ただの息切れのようなので安静にしれいれば落ち着くだろうが、今無理させるのは禁物だ。
「とりあえずアリーシャさんはじっとしていてください」
反射的にそう口にする。ひとまずアリーシャは安静にさせる。それはいい。
けれど、じゃあ彼らの救援はどうする!
自分ひとりで飛び出すのか?
この片手剣でランドラプターの通常個体にすら苦戦した自分が?
ランドラプターがサン・ラモンに襲い掛かった。
リベリカの物より何倍も大きい盾が繊細に動き、迫り来るくちばしを芯でとらえ、弾いた。

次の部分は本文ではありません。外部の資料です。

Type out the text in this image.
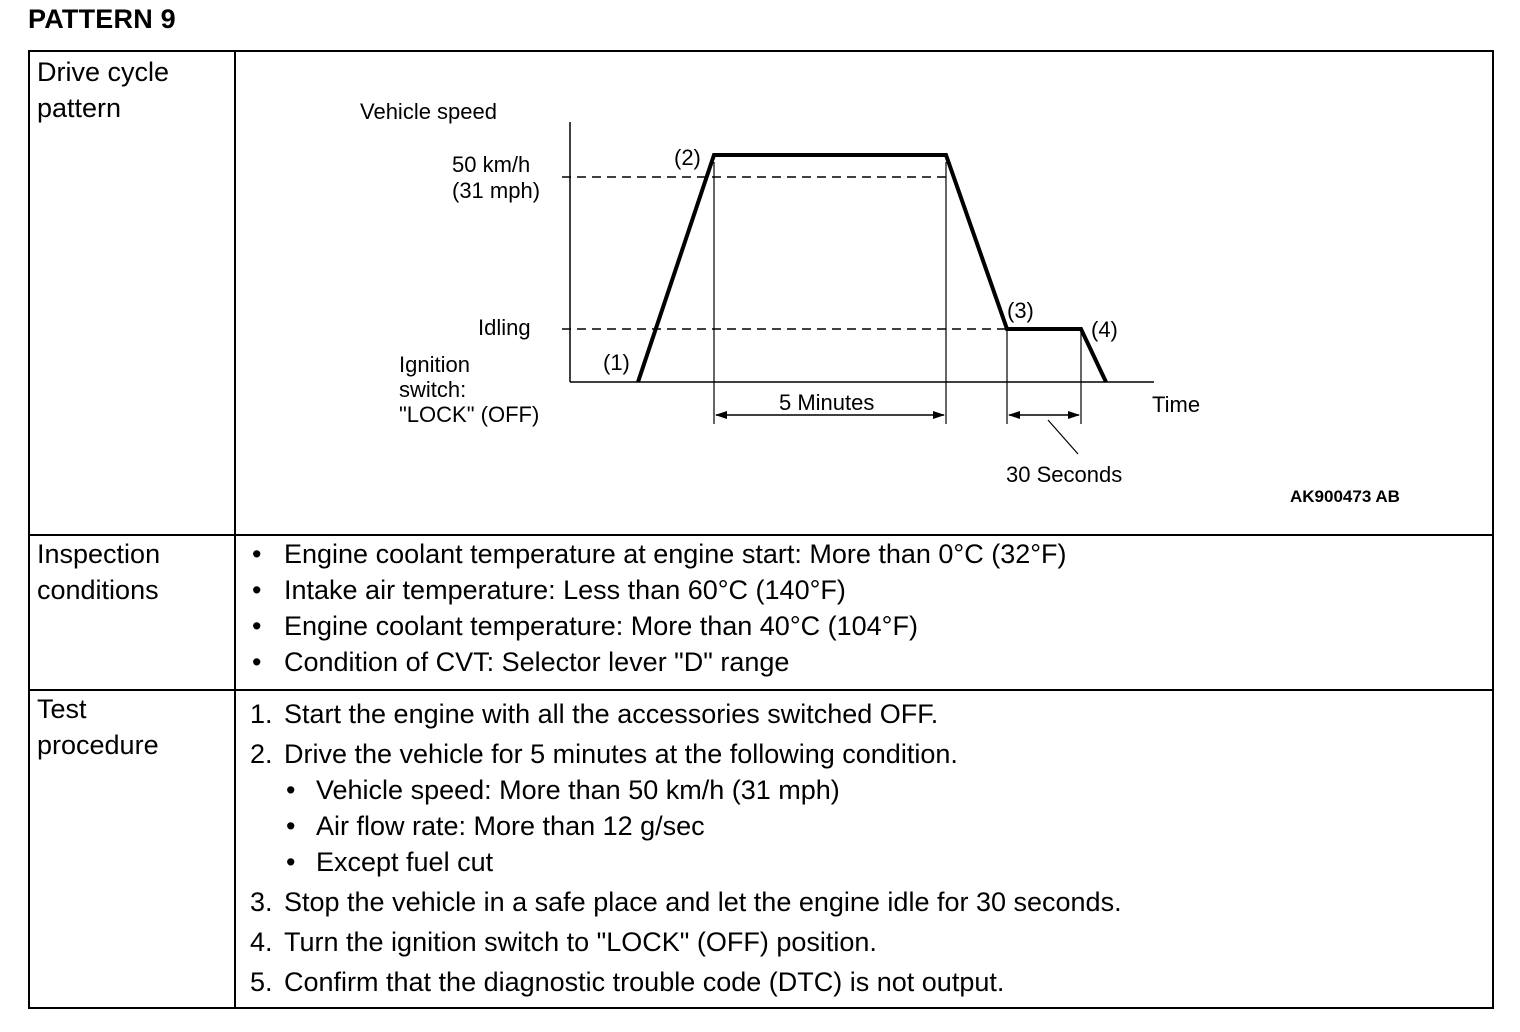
PATTERN 9
Drive cycle
pattern	Vehicle speed
50 km/h
(31 mph)
Idling
Ignition
switch:
"LOCK" (OFF)	Time
5 Minutes
30 Seconds
(1)
(2)
(3)
(4)
AK900473 AB
Inspection
conditions
• Engine coolant temperature at engine start: More than 0°C (32°F)
• Intake air temperature: Less than 60°C (140°F)
• Engine coolant temperature: More than 40°C (104°F)
• Condition of CVT: Selector lever "D" range
Test
procedure
1. Start the engine with all the accessories switched OFF.
2. Drive the vehicle for 5 minutes at the following condition.
• Vehicle speed: More than 50 km/h (31 mph)
• Air flow rate: More than 12 g/sec
• Except fuel cut
3. Stop the vehicle in a safe place and let the engine idle for 30 seconds.
4. Turn the ignition switch to "LOCK" (OFF) position.
5. Confirm that the diagnostic trouble code (DTC) is not output.
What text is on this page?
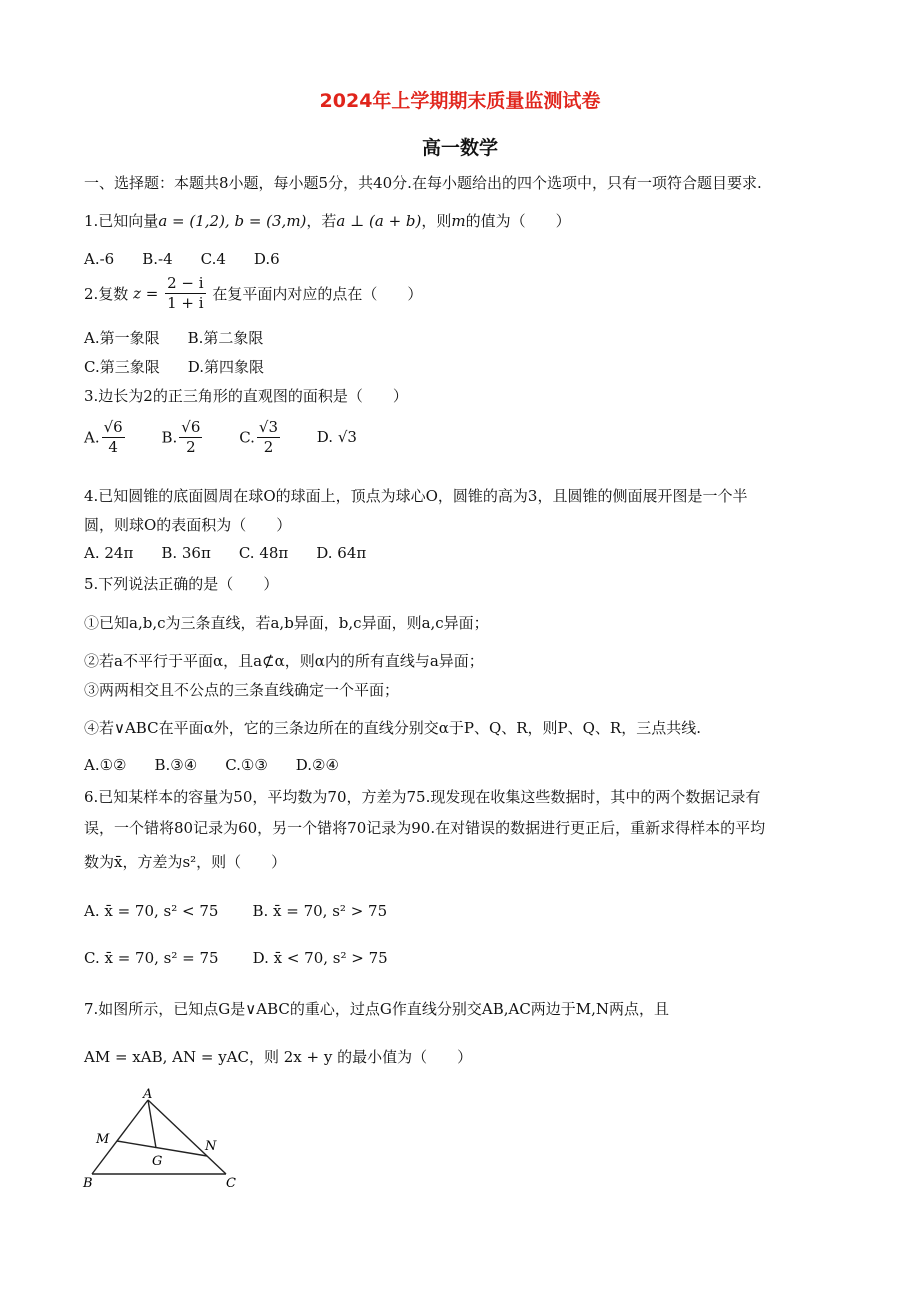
2024年上学期期末质量监测试卷
高一数学
一、选择题：本题共8小题，每小题5分，共40分.在每小题给出的四个选项中，只有一项符合题目要求.
1.已知向量a = (1,2), b = (3,m)，若a ⊥ (a + b)，则m的值为（　　）
A.-6 B.-4 C.4 D.6
2.复数 $z = \frac{2 - i}{1 + i}$ 在复平面内对应的点在（　　）
A.第一象限 B.第二象限
C.第三象限 D.第四象限
3.边长为2的正三角形的直观图的面积是（　　）
A. $\frac{√6}{4} B$. $\frac{√6}{2} C$. $\frac{√3}{2} D$. √3
4.已知圆锥的底面圆周在球O的球面上，顶点为球心O，圆锥的高为3，且圆锥的侧面展开图是一个半
圆，则球O的表面积为（　　）
A. 24π B. 36π C. 48π D. 64π
5.下列说法正确的是（　　）
①已知a,b,c为三条直线，若a,b异面，b,c异面，则a,c异面；
②若a不平行于平面α，且a⊄α，则α内的所有直线与a异面；
③两两相交且不公点的三条直线确定一个平面；
④若∨ABC在平面α外，它的三条边所在的直线分别交α于P、Q、R，则P、Q、R，三点共线.
A.①② B.③④ C.①③ D.②④
6.已知某样本的容量为50，平均数为70，方差为75.现发现在收集这些数据时，其中的两个数据记录有
误，一个错将80记录为60，另一个错将70记录为90.在对错误的数据进行更正后，重新求得样本的平均
数为x̄，方差为s²，则（　　）
A. x̄ = 70, s² < 75 B. x̄ = 70, s² > 75
C. x̄ = 70, s² = 75 D. x̄ < 70, s² > 75
7.如图所示，已知点G是∨ABC的重心，过点G作直线分别交AB,AC两边于M,N两点，且
AM = xAB, AN = yAC，则 2x + y 的最小值为（　　）
A
M	N
G
B	C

やはりギルド最大のチームを率いるハンターの実力は伊達じゃない。
その様子を見て若干の安堵が湧くと同時に悲愴感が胸を襲った。
そもそも自分の介入は求められているのだろうか?
今やギルド中の人間が実力を認めているアリーシャならともかく、自分が助けに入ったところで戦況を余計に悪化させるだけじゃないのか。
サン・ラモンの一派からはやっかまれているのだ。
救援という大義名分こそあれ、横やりを入れればまた文句をつけられるんじゃないか?
それでも、行くべきなのか?
リベリカは自分の心に問いかける。答えは返ってこない。
葛藤するリベリカの目前で、攻撃を阻まれたランドラプターはサン・ラモンに捨て台詞を吐くように咆哮した。
次の瞬間、死角に立っていた残り2人のハンターに向かって身体の向きを変える。
急に狙いを定められた2人は、恐怖に身を竦ませ、その場に尻もちをつく。
モンスターの体躯が前に出る。
サン・ラモンも慌てて飛び出そうとする。けれどあの重装備では間に合わない。
――その瞬間、リベリカの手は盾を構え、足は大地を蹴っていた。